Dankzij bamboefietsen het verschil kunnen maken

In 2008 en 2010 ging Douwe de Jong met World Servants mee naar India en Malawi. Deze projecten gaven hem een droom: ontwikkelingsgebieden structureel helpen in het voorzien van hun basisbehoeftes en de vicieuze cirkel van scholing, werken en eten te doorbreken. Nu werkt hij bij het bijzondere en mooie bedrijf my Boo. Zij maken samen met de lokale bevolking uit Ghana bamboefietsen.

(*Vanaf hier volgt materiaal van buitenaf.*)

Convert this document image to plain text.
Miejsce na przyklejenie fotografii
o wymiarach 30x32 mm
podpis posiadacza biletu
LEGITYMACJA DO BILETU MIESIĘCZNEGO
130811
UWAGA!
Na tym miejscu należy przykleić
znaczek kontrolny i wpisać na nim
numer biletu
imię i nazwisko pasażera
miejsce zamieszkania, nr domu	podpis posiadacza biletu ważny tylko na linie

In 2007 maakte Douwe de Jong voor de eerste keer kennis met World Servants doordat een klasgenoot van hem het jaar ervoor met een World Servants project mee was geweest. Hij vertelde over zijn project en maakt hiermee Douwe enthousiast. Na de verhalen gehoord te hebben, hoefde hij niet lang na te denken. Enkele weken later had hij zich opgegeven voor een project naar Siddakatte in India in de zomer van 2008 (IN108). Douwe was toen 20 jaar oud en wat hem voornamelijk motiveerde om de reis te maken was het bouwen van de tweede verdieping op de school en de cultuur van India beter leren kennen. Zoals Douwe zelf zegt: “Ik hoopte met World Servants wat meer diepgang in de cultuur te krijgen.  Ik had vragen als ‘Hoe leven de mensen echt?’ ‘Waar houden ze zich mee bezig?’ en ‘Hoe kijken ze tegen de wereld aan?’”. 

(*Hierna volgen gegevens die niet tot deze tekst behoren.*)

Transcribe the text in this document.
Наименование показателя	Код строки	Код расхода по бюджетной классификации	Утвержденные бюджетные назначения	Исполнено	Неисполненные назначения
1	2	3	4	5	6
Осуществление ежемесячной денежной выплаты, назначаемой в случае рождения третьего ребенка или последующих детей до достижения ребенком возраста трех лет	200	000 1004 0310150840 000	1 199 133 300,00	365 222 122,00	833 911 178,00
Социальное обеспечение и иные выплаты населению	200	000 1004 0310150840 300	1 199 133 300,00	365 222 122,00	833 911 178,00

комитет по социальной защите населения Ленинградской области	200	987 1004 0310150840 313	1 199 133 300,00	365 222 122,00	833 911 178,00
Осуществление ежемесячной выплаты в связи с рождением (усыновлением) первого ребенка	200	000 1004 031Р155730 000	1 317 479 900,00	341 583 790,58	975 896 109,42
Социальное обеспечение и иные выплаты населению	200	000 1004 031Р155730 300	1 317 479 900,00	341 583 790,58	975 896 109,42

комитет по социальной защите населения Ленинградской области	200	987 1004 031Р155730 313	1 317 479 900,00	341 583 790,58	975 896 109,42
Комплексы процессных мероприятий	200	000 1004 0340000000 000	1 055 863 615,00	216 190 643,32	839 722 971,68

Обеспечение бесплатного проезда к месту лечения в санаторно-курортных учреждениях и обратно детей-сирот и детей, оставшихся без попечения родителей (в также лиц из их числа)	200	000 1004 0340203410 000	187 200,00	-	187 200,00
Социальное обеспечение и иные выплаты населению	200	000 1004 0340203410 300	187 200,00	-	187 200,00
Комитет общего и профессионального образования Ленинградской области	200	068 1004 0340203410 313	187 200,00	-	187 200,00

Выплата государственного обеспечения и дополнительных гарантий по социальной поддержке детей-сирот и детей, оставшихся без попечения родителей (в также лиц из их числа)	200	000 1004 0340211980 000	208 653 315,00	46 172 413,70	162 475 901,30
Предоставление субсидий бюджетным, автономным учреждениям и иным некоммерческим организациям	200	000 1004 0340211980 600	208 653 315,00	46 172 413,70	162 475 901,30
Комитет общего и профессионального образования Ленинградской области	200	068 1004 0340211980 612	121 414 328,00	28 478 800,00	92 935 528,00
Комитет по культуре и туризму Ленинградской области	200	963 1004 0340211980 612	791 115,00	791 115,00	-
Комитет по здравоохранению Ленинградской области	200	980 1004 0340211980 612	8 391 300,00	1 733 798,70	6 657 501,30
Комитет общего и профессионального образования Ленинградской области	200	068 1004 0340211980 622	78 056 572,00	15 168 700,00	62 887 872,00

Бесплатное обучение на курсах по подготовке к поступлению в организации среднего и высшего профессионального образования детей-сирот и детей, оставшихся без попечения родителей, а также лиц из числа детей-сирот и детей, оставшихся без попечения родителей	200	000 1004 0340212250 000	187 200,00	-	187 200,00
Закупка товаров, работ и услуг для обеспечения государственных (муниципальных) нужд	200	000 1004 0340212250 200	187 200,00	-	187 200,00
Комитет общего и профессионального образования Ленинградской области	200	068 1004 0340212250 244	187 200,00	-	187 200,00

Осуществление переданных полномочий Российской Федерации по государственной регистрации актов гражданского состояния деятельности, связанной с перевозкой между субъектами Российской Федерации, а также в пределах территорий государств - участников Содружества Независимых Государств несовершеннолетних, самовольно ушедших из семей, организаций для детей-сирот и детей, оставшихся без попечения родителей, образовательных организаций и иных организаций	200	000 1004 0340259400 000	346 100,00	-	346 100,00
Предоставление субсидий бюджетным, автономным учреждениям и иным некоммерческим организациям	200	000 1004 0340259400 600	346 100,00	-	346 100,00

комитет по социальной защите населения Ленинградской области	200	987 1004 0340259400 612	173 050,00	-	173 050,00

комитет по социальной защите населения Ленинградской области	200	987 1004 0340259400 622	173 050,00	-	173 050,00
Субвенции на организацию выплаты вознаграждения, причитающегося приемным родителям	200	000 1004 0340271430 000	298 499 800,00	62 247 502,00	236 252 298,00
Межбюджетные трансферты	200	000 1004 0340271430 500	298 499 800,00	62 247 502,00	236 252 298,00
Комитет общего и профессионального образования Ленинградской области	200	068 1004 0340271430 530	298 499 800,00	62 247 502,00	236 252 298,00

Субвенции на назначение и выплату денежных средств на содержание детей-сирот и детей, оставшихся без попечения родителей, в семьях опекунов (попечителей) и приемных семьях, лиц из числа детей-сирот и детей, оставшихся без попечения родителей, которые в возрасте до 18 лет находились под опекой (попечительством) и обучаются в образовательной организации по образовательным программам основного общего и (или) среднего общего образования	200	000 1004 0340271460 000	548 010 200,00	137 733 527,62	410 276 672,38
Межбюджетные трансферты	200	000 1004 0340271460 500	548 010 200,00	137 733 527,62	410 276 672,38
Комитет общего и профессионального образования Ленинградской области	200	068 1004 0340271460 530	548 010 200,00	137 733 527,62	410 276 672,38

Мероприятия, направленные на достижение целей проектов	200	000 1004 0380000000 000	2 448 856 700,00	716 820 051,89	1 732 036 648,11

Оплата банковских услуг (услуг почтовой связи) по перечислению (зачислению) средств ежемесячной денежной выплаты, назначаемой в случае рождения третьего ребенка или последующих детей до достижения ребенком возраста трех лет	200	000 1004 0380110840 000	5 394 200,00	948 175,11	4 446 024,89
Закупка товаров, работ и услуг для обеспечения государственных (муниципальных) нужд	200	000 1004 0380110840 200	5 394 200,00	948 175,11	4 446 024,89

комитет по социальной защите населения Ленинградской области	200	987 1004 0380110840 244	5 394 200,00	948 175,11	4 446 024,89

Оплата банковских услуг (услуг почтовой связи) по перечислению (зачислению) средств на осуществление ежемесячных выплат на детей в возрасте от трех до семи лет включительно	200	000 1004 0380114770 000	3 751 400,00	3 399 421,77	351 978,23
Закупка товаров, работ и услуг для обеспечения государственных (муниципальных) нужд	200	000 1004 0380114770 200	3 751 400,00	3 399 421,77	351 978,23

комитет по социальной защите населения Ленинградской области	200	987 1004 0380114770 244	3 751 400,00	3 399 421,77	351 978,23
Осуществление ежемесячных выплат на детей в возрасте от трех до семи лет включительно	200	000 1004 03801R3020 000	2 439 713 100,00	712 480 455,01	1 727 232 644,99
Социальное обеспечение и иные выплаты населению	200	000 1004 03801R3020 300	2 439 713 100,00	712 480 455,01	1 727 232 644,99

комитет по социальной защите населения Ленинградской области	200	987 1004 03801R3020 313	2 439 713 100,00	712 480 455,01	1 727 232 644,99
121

Wat hij daar mee maakte ging, volgens hem, nog veel dieper. Het leven bleek daar niet zo rooskleurig. De Indiase mensen hadden weinig geld. De kinderen kregen op school eten omdat een groot deel dit thuis niet kreeg. Als ze het op school ook niet zouden krijgen ging hun leervermogen enorm achteruit. Het was voor hen dan ook geen luxe maar pure noodzaak dat wij als World Servants groep hen kwamen helpen.

“Na het project in 2008 was ik dan ook zeer onder de indruk en heb ik me enkele weken afgezonderd om te verwerken. Mijn kijk op de wereld was veranderd. Dingen die in Nederland zo vanzelfsprekend zijn bleken dat in sommige andere landen blijkbaar niet te zijn. Zoals bijvoorbeeld scholing en iedere dag voldoende eten.”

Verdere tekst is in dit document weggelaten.